Speakers
Description
Graph Neural Networks (GNNs) excel at modeling the complex, irregular geometry of modern calorimeters, but their computational cost poses challenges for real-time or resource-constrained environments. We present lightweight, attention-enhanced GNNs built on node-centric GarNet layers, which eliminate costly edge message passing and provide learnable, permutation-invariant aggregation optimized for fast inference and firmware deployment. Tailored for particle reconstruction in the proposed PicoCal for the LHCb Upgrade II, these architectures achieve up to 8× faster inference than traditional message-passing GNNs while maintaining superior energy-resolution performance compared to conventional reconstruction algorithms.

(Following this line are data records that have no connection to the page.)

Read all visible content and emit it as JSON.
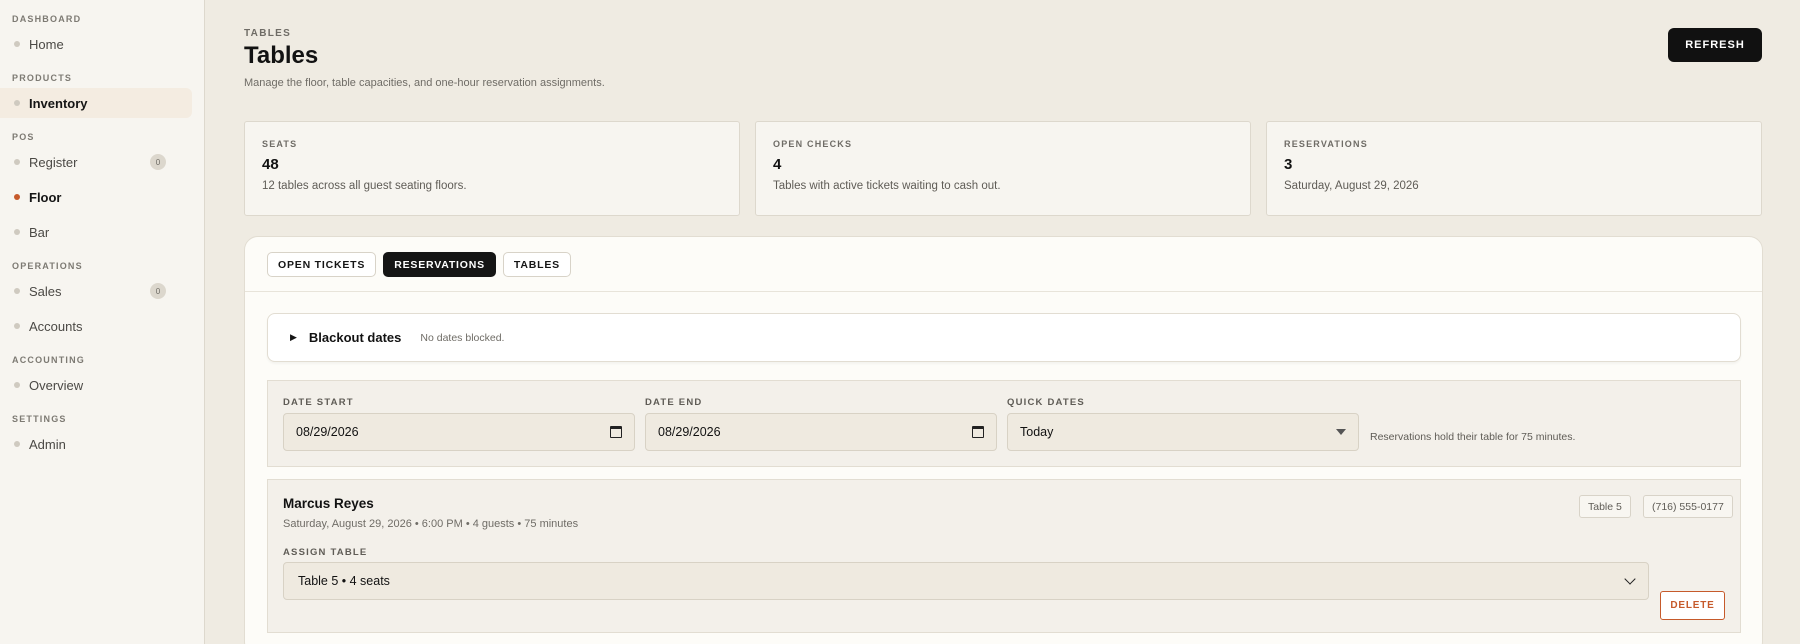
{
  "sidebar": {
    "sections": [
      {
        "title": "DASHBOARD",
        "items": [
          {
            "label": "Home"
          }
        ]
      },
      {
        "title": "PRODUCTS",
        "items": [
          {
            "label": "Inventory"
          }
        ]
      },
      {
        "title": "POS",
        "items": [
          {
            "label": "Register",
            "badge": "0"
          },
          {
            "label": "Floor"
          },
          {
            "label": "Bar"
          }
        ]
      },
      {
        "title": "OPERATIONS",
        "items": [
          {
            "label": "Sales",
            "badge": "0"
          },
          {
            "label": "Accounts"
          }
        ]
      },
      {
        "title": "ACCOUNTING",
        "items": [
          {
            "label": "Overview"
          }
        ]
      },
      {
        "title": "SETTINGS",
        "items": [
          {
            "label": "Admin"
          }
        ]
      }
    ]
  },
  "header": {
    "eyebrow": "TABLES",
    "title": "Tables",
    "subtitle": "Manage the floor, table capacities, and one-hour reservation assignments.",
    "refresh_label": "REFRESH"
  },
  "stats": [
    {
      "label": "SEATS",
      "value": "48",
      "desc": "12 tables across all guest seating floors."
    },
    {
      "label": "OPEN CHECKS",
      "value": "4",
      "desc": "Tables with active tickets waiting to cash out."
    },
    {
      "label": "RESERVATIONS",
      "value": "3",
      "desc": "Saturday, August 29, 2026"
    }
  ],
  "tabs": [
    {
      "label": "OPEN TICKETS",
      "active": false
    },
    {
      "label": "RESERVATIONS",
      "active": true
    },
    {
      "label": "TABLES",
      "active": false
    }
  ],
  "blackout": {
    "title": "Blackout dates",
    "note": "No dates blocked."
  },
  "filters": {
    "date_start_label": "DATE START",
    "date_start_value": "08/29/2026",
    "date_end_label": "DATE END",
    "date_end_value": "08/29/2026",
    "quick_dates_label": "QUICK DATES",
    "quick_dates_value": "Today",
    "note": "Reservations hold their table for 75 minutes."
  },
  "reservation": {
    "name": "Marcus Reyes",
    "meta": "Saturday, August 29, 2026 • 6:00 PM • 4 guests • 75 minutes",
    "table_pill": "Table 5",
    "phone_pill": "(716) 555-0177",
    "assign_label": "ASSIGN TABLE",
    "assign_value": "Table 5 • 4 seats",
    "delete_label": "DELETE"
  },
  "colors": {
    "accent": "#c65a2b",
    "primary_button": "#111111",
    "background": "#efebe2"
  }
}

To further reduce latency, we evaluate two compressed variants: a compact GarNet student with ~40% fewer parameters that preserves the teacher’s performance, and a knowledge-distilled MLP trained on GarNet’s latent graph embeddings—a Graph(GarNet)-to-MLP approach—that provides an additional 2–6× speedup and even surpasses the GarNet teacher in energy resolution despite a ~95% reduction in model size. Together with ongoing firmware-level integration for real-time filtering in the LHCb trigger system, this work demonstrates a practical and scalable pathway for deploying high-performance, graph-based calorimeter reconstruction in future high-rate particle-detection pipelines.